Let \(y=y(x)\) be the solution of the differential equation \(\sin x \frac{\mathrm{~d} y}{\mathrm{~d} x}+y \cos x=4 x, x \in(0, \pi)\).
If \(y\left(\frac{\pi}{2}\right)=0\), then \(y\left(\frac{\pi}{6}\right)\) is equal to

\(\begin{aligned}
& \sin x \frac{\mathrm{~d} y}{\mathrm{~d} x}+y \cos x=4 x \\
& \therefore \quad \frac{\mathrm{~d} y}{\mathrm{~d} x}+y \cot x=\frac{4 x}{\sin x} \\
& \text { Here, } \mathrm{P}(x)=\cot x, \mathrm{Q}(x)=\frac{4 x}{\sin x} \\
& \text { Integrating factor (I.F.) }=\mathrm{e}^{\int \mathrm{P}(x) d x} \\
& =\mathrm{e}^{\int \operatorname{oot} x d x},=\mathrm{e}^{\log |\sin x|}=\sin x
\end{aligned}\)
\(\begin{array}{ll}
\therefore & y(\text { I.F. })=\int \mathrm{Q}(\text { I.F. }) \mathrm{d} x+\mathrm{c} \\
\therefore & y(\sin x)=\int \frac{4 x}{\sin x} \times \sin x \mathrm{~d} x=\mathrm{C} \\
\therefore & y \sin x=4 \int x \mathrm{~d} x+\mathrm{C} \\
\therefore & y=\frac{2 x^2+\mathrm{C}}{\sin x} \\
& y\left(\frac{\pi}{2}\right)=0
\end{array}\)...(i)
\(\begin{aligned} & \Rightarrow \frac{2\left(\frac{\pi}{2}\right)^2+C}{\sin \left(\frac{\pi}{2}\right)}=0 \\ & \Rightarrow \frac{\pi^2}{2}+C=0 \\ & \Rightarrow C=\frac{-\pi^2}{2}\end{aligned}\)
\(\Rightarrow y=\frac{2 x^2-\frac{\pi^2}{2}}{\sin x}\)

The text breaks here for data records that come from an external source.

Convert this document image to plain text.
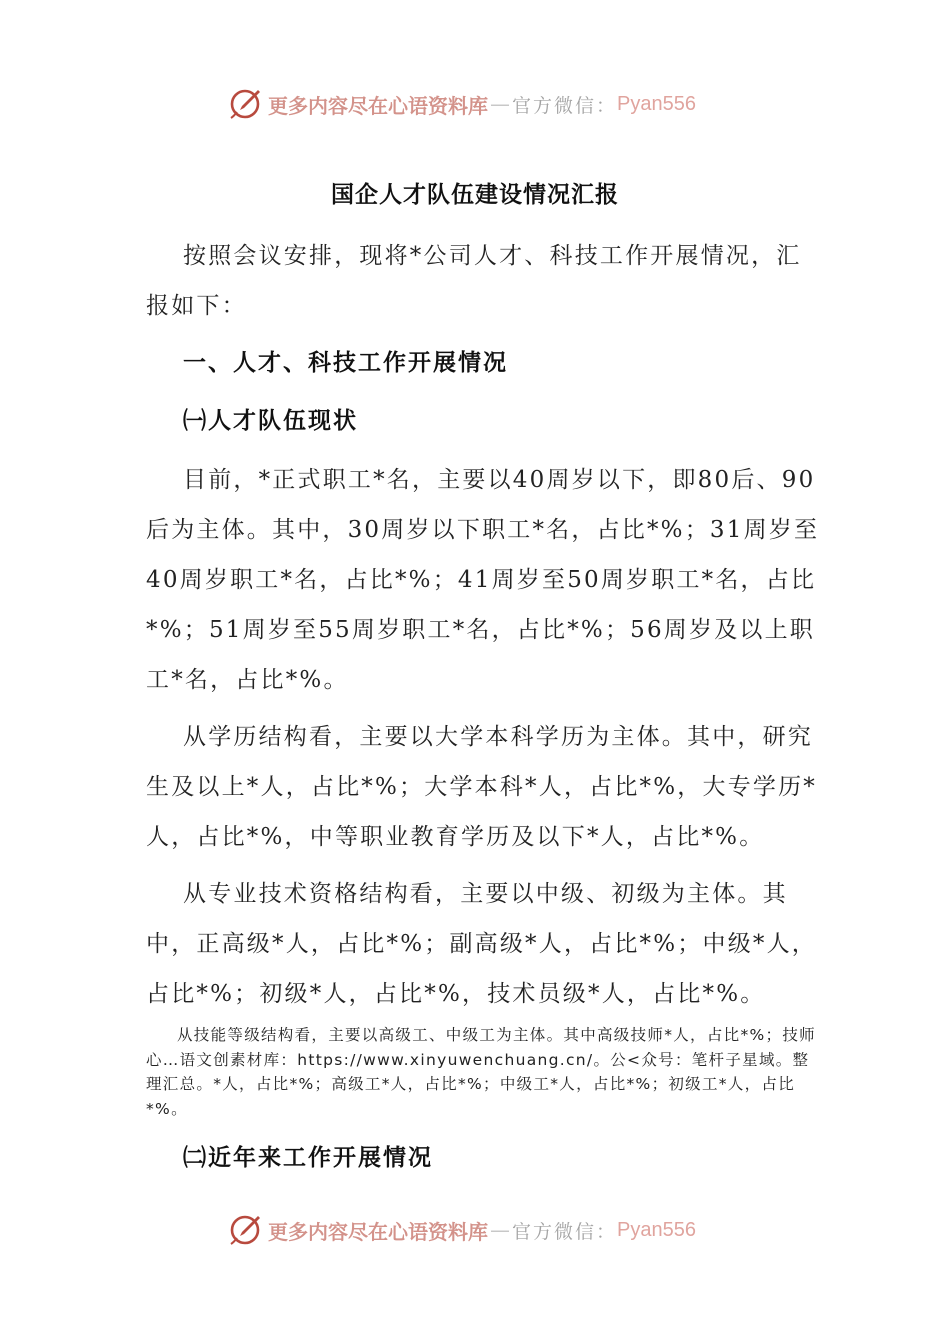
更多内容尽在心语资料库 — 官方微信： Pyan556
国企人才队伍建设情况汇报

按照会议安排，现将*公司人才、科技工作开展情况，汇报如下：

一、人才、科技工作开展情况
㈠人才队伍现状

目前，*正式职工*名，主要以40周岁以下，即80后、90后为主体。其中，30周岁以下职工*名，占比*%；31周岁至40周岁职工*名，占比*%；41周岁至50周岁职工*名，占比*%；51周岁至55周岁职工*名，占比*%；56周岁及以上职工*名，占比*%。

从学历结构看，主要以大学本科学历为主体。其中，研究生及以上*人，占比*%；大学本科*人，占比*%，大专学历*人，占比*%，中等职业教育学历及以下*人，占比*%。

从专业技术资格结构看，主要以中级、初级为主体。其中，正高级*人，占比*%；副高级*人，占比*%；中级*人，占比*%；初级*人，占比*%，技术员级*人，占比*%。

从技能等级结构看，主要以高级工、中级工为主体。其中高级技师*人，占比*%；技师心…语文创素材库：https://www.xinyuwenchuang.cn/。公<众号：笔杆子星域。整理汇总。*人，占比*%；高级工*人，占比*%；中级工*人，占比*%；初级工*人，占比*%。

㈡近年来工作开展情况
更多内容尽在心语资料库 — 官方微信： Pyan556
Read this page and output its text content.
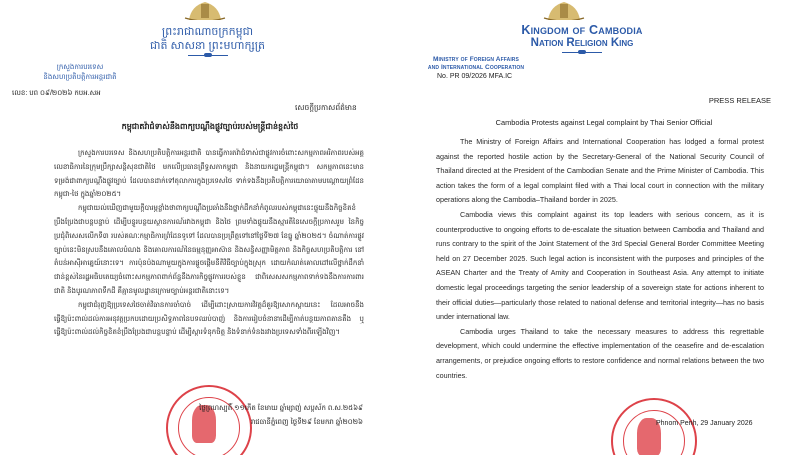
ព្រះរាជាណាចក្រកម្ពុជា
ជាតិ សាសនា ព្រះមហាក្សត្រ
ក្រសួងការបរទេស
និងសហប្រតិបត្តិការអន្តរជាតិ
លេខ: បព ០៩/២០២៦ កបអ.សអ
សេចក្តីប្រកាសព័ត៌មាន
កម្ពុជាតវ៉ាជំទាស់នឹងពាក្យបណ្តឹងផ្លូវច្បាប់របស់មន្ត្រីជាន់ខ្ពស់ថៃ

ក្រសួងការបរទេស និងសហប្រតិបត្តិការអន្តរជាតិ បានធ្វើការតវ៉ាជំទាស់ជាផ្លូវការចំពោះសកម្មភាពអរិភាពរបស់អគ្គលេខាធិការនៃក្រុមប្រឹក្សាសន្តិសុខជាតិថៃ មកលើប្រធានព្រឹទ្ធសភាកម្ពុជា និងនាយករដ្ឋមន្ត្រីកម្ពុជា។ សកម្មភាពនេះមានទម្រង់ជាពាក្យបណ្តឹងផ្លូវច្បាប់ ដែលបានដាក់ទៅតុលាការក្នុងប្រទេសថៃ ទាក់ទងនឹងប្រតិបត្តិការយោធាតាមបណ្តោយព្រំដែនកម្ពុជា-ថៃ ក្នុងឆ្នាំ២០២៥។

កម្ពុជាយល់ឃើញជាមួយក្តីបារម្ភខ្លាំងថាពាក្យបណ្តឹងប្រឆាំងនឹងថ្នាក់ដឹកនាំកំពូលរបស់កម្ពុជានេះផ្ទុយនឹងកិច្ចខិតខំប្រឹងប្រែងជាបន្តបន្ទាប់ ដើម្បីបន្ធូរបន្ថយស្ថានការណ៍រវាងកម្ពុជា និងថៃ ព្រមទាំងផ្ទុយនឹងស្មារតីនៃសេចក្តីប្រកាសរួម នៃកិច្ចប្រជុំពិសេសលើកទី៣ របស់គណៈកម្មាធិការព្រំដែនទូទៅ ដែលបានប្រព្រឹត្តទៅនៅថ្ងៃទី២៧ ខែធ្នូ ឆ្នាំ២០២៥។ ចំណាត់ការផ្លូវច្បាប់នេះមិនស្របនឹងគោលបំណង និងគោលការណ៍នៃធម្មនុញ្ញអាស៊ាន និងសន្ធិសញ្ញាមិត្តភាព និងកិច្ចសហប្រតិបត្តិការ នៅតំបន់អាស៊ីអាគ្នេយ៍នោះទេ។ ការប៉ុនប៉ងណាមួយក្នុងការផ្តួចផ្តើមនីតិវិធីច្បាប់ក្នុងស្រុក ដោយកំណត់គោលដៅលើថ្នាក់ដឹកនាំជាន់ខ្ពស់នៃរដ្ឋអធិបតេយ្យចំពោះសកម្មភាពពាក់ព័ន្ធនឹងភារកិច្ចផ្លូវការរបស់ខ្លួន ជាពិសេសសកម្មភាពទាក់ទងនឹងការការពារជាតិ និងបូរណភាពទឹកដី គឺគ្មានមូលដ្ឋានក្រោមច្បាប់អន្តរជាតិនោះទេ។

កម្ពុជាជំរុញឱ្យប្រទេសថៃចាត់វិធានការចាំបាច់ ដើម្បីដោះស្រាយការវិវត្តដ៏គួរឱ្យសោកស្តាយនេះ ដែលអាចនឹងធ្វើឱ្យប៉ះពាល់ដល់ការអនុវត្តប្រកបដោយប្រសិទ្ធភាពនៃបទឈប់បាញ់ និងការរៀបចំនានាដើម្បីកាត់បន្ថយភាពតានតឹង ឬធ្វើឱ្យប៉ះពាល់ដល់កិច្ចខិតខំប្រឹងប្រែងជាបន្តបន្ទាប់ ដើម្បីស្តារទំនុកចិត្ត និងទំនាក់ទំនងរវាងប្រទេសទាំងពីរឡើងវិញ។

ថ្ងៃព្រហស្បតិ៍ ១១កើត ខែមាឃ ឆ្នាំម្សាញ់ សប្តស័ក ព.ស.២៥៦៩
រាជធានីភ្នំពេញ ថ្ងៃទី២៩ ខែមករា ឆ្នាំ២០២៦
Kingdom of Cambodia
Nation Religion King
Ministry of Foreign Affairs
and International Cooperation
No. PR 09/2026 MFA.IC
PRESS RELEASE
Cambodia Protests against Legal complaint by Thai Senior Official

The Ministry of Foreign Affairs and International Cooperation has lodged a formal protest against the reported hostile action by the Secretary-General of the National Security Council of Thailand directed at the President of the Cambodian Senate and the Prime Minister of Cambodia. This action takes the form of a legal complaint filed with a Thai local court in connection with the military operations along the Cambodia–Thailand border in 2025.

Cambodia views this complaint against its top leaders with serious concern, as it is counterproductive to ongoing efforts to de-escalate the situation between Cambodia and Thailand and runs contrary to the spirit of the Joint Statement of the 3rd Special General Border Committee Meeting held on 27 December 2025. Such legal action is inconsistent with the purposes and principles of the ASEAN Charter and the Treaty of Amity and Cooperation in Southeast Asia. Any attempt to initiate domestic legal proceedings targeting the senior leadership of a sovereign state for actions inherent to their official duties—particularly those related to national defense and territorial integrity—has no basis under international law.

Cambodia urges Thailand to take the necessary measures to address this regrettable development, which could undermine the effective implementation of the ceasefire and de-escalation arrangements, or prejudice ongoing efforts to restore confidence and normal relations between the two countries.

Phnom Penh, 29 January 2026
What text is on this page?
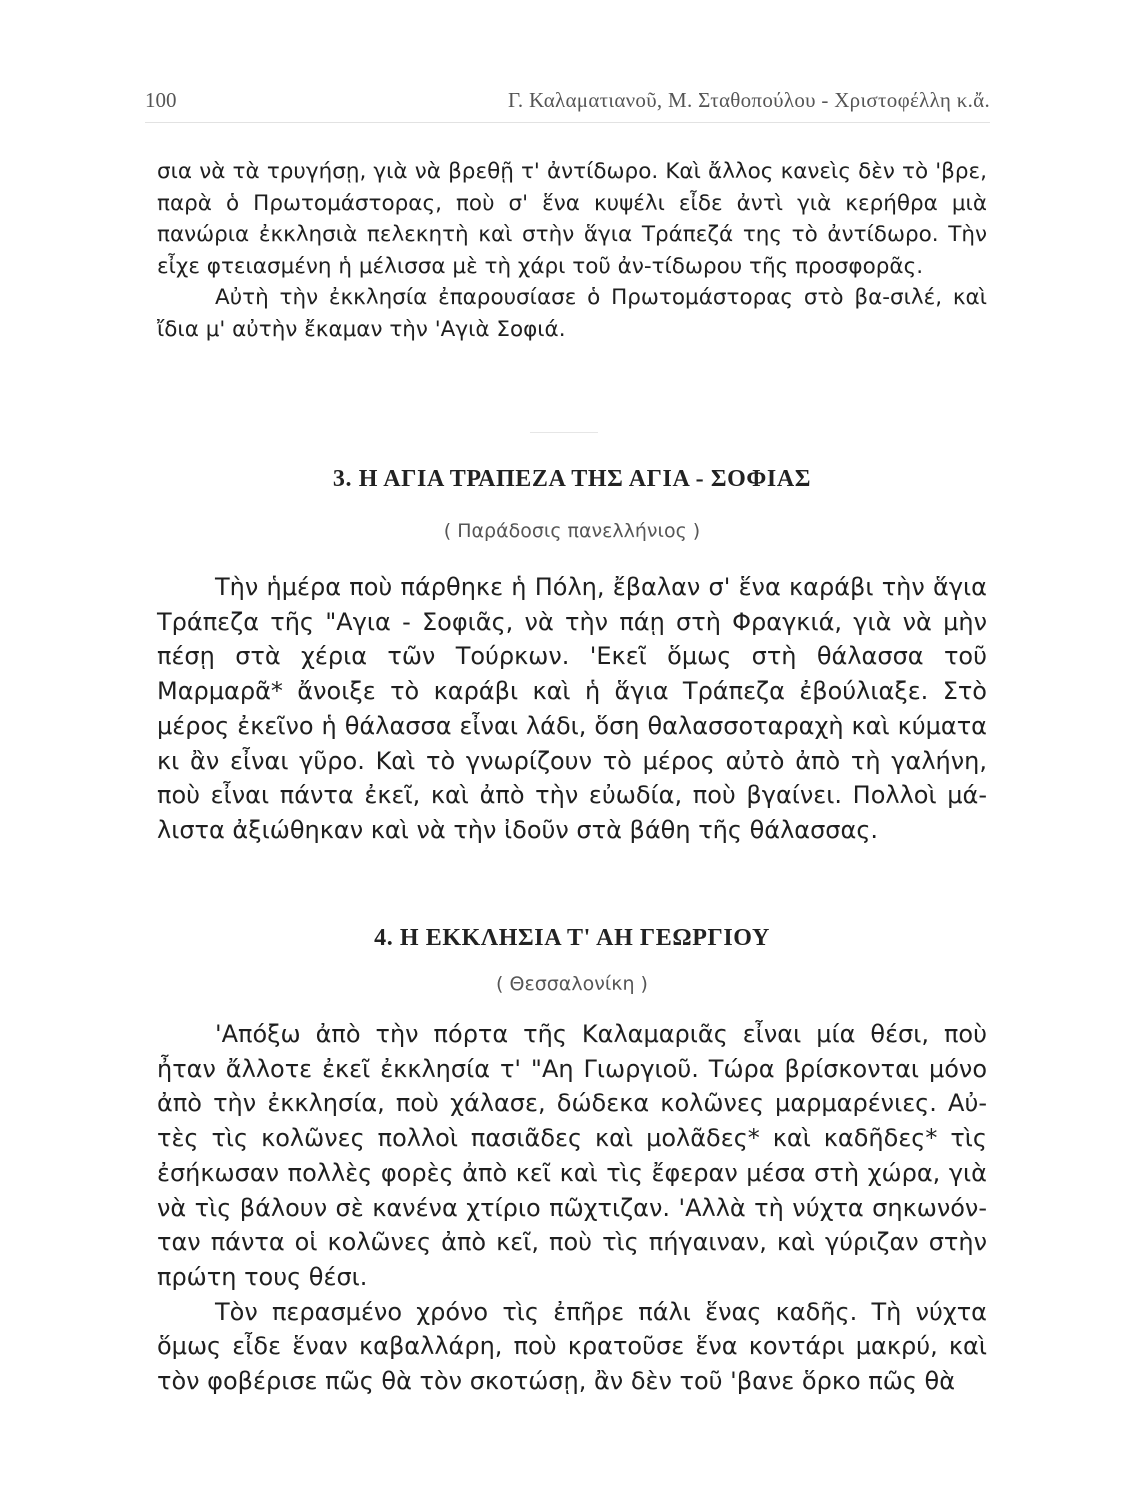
100	Γ. Καλαματιανοῦ, Μ. Σταθοπούλου - Χριστοφέλλη κ.ἄ.

σια νὰ τὰ τρυγήσῃ, γιὰ νὰ βρεθῇ τ' ἀντίδωρο. Καὶ ἄλλος κανεὶς δὲν τὸ 'βρε, παρὰ ὁ Πρωτομάστορας, ποὺ σ' ἕνα κυψέλι εἶδε ἀντὶ γιὰ κερήθρα μιὰ πανώρια ἐκκλησιὰ πελεκητὴ καὶ στὴν ἅγια Τράπεζά της τὸ ἀντίδωρο. Τὴν εἶχε φτειασμένη ἡ μέλισσα μὲ τὴ χάρι τοῦ ἀν-τίδωρου τῆς προσφορᾶς.

Αὐτὴ τὴν ἐκκλησία ἐπαρουσίασε ὁ Πρωτομάστορας στὸ βα-σιλέ, καὶ ἴδια μ' αὐτὴν ἔκαμαν τὴν 'Αγιὰ Σοφιά.

3. Η ΑΓΙΑ ΤΡΑΠΕΖΑ ΤΗΣ ΑΓΙΑ - ΣΟΦΙΑΣ
( Παράδοσις πανελλήνιος )

Τὴν ἡμέρα ποὺ πάρθηκε ἡ Πόλη, ἔβαλαν σ' ἕνα καράβι τὴν ἅγια Τράπεζα τῆς "Αγια - Σοφιᾶς, νὰ τὴν πάῃ στὴ Φραγκιά, γιὰ νὰ μὴν πέσῃ στὰ χέρια τῶν Τούρκων. 'Εκεῖ ὅμως στὴ θάλασσα τοῦ Μαρμαρᾶ* ἄνοιξε τὸ καράβι καὶ ἡ ἅγια Τράπεζα ἐβούλιαξε. Στὸ μέρος ἐκεῖνο ἡ θάλασσα εἶναι λάδι, ὅση θαλασσοταραχὴ καὶ κύματα κι ἂν εἶναι γῦρο. Καὶ τὸ γνωρίζουν τὸ μέρος αὐτὸ ἀπὸ τὴ γαλήνη, ποὺ εἶναι πάντα ἐκεῖ, καὶ ἀπὸ τὴν εὐωδία, ποὺ βγαίνει. Πολλοὶ μά-λιστα ἀξιώθηκαν καὶ νὰ τὴν ἰδοῦν στὰ βάθη τῆς θάλασσας.

4. Η ΕΚΚΛΗΣΙΑ Τ' ΑΗ ΓΕΩΡΓΙΟΥ
( Θεσσαλονίκη )

'Απόξω ἀπὸ τὴν πόρτα τῆς Καλαμαριᾶς εἶναι μία θέσι, ποὺ ἦταν ἄλλοτε ἐκεῖ ἐκκλησία τ' "Αη Γιωργιοῦ. Τώρα βρίσκονται μόνο ἀπὸ τὴν ἐκκλησία, ποὺ χάλασε, δώδεκα κολῶνες μαρμαρένιες. Αὐ-τὲς τὶς κολῶνες πολλοὶ πασιᾶδες καὶ μολᾶδες* καὶ καδῆδες* τὶς ἐσήκωσαν πολλὲς φορὲς ἀπὸ κεῖ καὶ τὶς ἔφεραν μέσα στὴ χώρα, γιὰ νὰ τὶς βάλουν σὲ κανένα χτίριο πῶχτιζαν. 'Αλλὰ τὴ νύχτα σηκωνόν-ταν πάντα οἱ κολῶνες ἀπὸ κεῖ, ποὺ τὶς πήγαιναν, καὶ γύριζαν στὴν πρώτη τους θέσι.

Τὸν περασμένο χρόνο τὶς ἐπῆρε πάλι ἕνας καδῆς. Τὴ νύχτα ὅμως εἶδε ἕναν καβαλλάρη, ποὺ κρατοῦσε ἕνα κοντάρι μακρύ, καὶ τὸν φοβέρισε πῶς θὰ τὸν σκοτώσῃ, ἂν δὲν τοῦ 'βανε ὅρκο πῶς θὰ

is the solution of the given differential equation.
\(\begin{aligned}
\therefore y\left(\frac{\pi}{6}\right) & =\frac{2\left(\frac{\pi}{6}\right)^2-\frac{\pi^2}{2}}{\sin \left(\frac{\pi}{6}\right)} \\
& =\frac{\frac{2 \pi^2}{36}-\frac{\pi^2}{2}}{\frac{1}{2}}=\frac{-8}{9} \pi^2
\end{aligned}\)